Mark not only balances the books but he inspired the couple’s venture.

According to Mark, he was diagnosed with rheumatoid arthritis and Raynaud’s disease at the age of 17. When he was 26, he changed his diet to primarily gluten-free. But the new eating habits meant it was challenging to find a dessert that would not damage his body.

And that was when Stephanie introduced him to macarons that uses almond flour instead of wheat, rye and barley, which contain the protein gluten.

“Macarons were always my favorite,” said Stepahnie, who has a sweet tooth. “Living in Gilbert it was very hard to find good ones.

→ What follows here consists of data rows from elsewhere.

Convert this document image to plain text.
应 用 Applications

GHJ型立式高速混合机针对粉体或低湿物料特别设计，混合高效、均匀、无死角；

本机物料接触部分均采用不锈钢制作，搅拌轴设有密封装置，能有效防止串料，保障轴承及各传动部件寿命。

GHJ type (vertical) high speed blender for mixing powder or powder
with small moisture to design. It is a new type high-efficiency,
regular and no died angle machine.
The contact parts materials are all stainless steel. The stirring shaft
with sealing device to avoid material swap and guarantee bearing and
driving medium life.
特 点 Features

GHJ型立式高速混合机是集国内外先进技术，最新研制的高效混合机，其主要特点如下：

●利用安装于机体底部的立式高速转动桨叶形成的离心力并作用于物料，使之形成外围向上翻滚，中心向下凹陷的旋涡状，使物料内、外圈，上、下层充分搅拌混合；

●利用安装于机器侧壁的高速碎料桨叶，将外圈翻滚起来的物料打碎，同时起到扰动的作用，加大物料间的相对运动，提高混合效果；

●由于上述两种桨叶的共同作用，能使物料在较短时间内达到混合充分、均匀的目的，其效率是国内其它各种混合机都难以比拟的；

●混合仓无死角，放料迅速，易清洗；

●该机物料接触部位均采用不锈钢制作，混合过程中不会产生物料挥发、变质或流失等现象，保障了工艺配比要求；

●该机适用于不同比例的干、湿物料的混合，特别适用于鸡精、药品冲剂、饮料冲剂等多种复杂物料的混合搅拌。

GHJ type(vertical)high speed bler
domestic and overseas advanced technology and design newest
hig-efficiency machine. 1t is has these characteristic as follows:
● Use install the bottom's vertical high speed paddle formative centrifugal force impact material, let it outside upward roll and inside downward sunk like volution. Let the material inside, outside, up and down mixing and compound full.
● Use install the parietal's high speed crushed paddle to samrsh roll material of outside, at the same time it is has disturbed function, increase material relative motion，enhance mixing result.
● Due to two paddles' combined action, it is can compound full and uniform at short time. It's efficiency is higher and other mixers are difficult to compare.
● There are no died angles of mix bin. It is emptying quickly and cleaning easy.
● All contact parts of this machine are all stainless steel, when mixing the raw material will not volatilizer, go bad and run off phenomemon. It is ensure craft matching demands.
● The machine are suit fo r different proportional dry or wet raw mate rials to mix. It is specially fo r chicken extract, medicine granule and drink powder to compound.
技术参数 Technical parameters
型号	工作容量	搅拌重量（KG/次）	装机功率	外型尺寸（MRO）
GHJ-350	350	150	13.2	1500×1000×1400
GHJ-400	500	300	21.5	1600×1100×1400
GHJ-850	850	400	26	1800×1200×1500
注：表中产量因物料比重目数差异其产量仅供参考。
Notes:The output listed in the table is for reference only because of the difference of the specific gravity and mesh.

“We always went to Scottsdale and Phoenix for them and we got tired of the drive.”

One day, as Stephanie explained, the newlyweds watched a show where people were baking macarons and they decided why not give it a try themselves.

“We began playing around with it and failed miserably,” she recalled of their initial attempts. “We decided to read up on everything on macarons, watched a lot of videos and created our own recipe.

“As soon as we really learned the art of macarons is when we started to have success.”

Successful batches given out to family and friends led to strangers contacting the Wagners for the sweets.

“When that started we thought maybe this is a business,” Stephanie said. “We went through the proper channels, through the environmental (services) and licensing to become an actual business.”

Stephanie gave up her day job as a professional nanny while Mark remained as a real estate specialist.

Initially the bakes were done in the couple’s kitchen at home and from there they grew and located to Chandler and now Gilbert.

Although macarons are credited to the French their roots are in Italy. Each country has its own take of the cookie and Decadent Macaron opted for the French version.

“Italian is very more forgiving and there’re less chances of mistakes,” Stephanie said. “French is a little temperamental but we feel the taste is better because there’s not as much sugar and it’s not as hard.”

A box of 12 macarons starts off at $24 and one specialty shaped macaron will set a customer back $4.

Stephanie attributed the macarons’ cost to the use of high-quality ingredients and the time it takes to bake them.

“They really are a labor of love,” she said. “So, for instance today we will be working on stuff that we are going to bake tomorrow.”

She explained that the macaron shells need to rest or dry out overnight before they can be baked.

Macarons reportedly are as popular if not more than cupcakes.

“It’s about the look and taste,” Stephanie explained. “It’s a very delicate French pastry. It’s very pretty and so lot of people like it for the aesthetics and when it’s done well it tastes amazing.

“It’s the perfect size for a nice little treat. You don’t feel like you’re overdoing it with dessert.”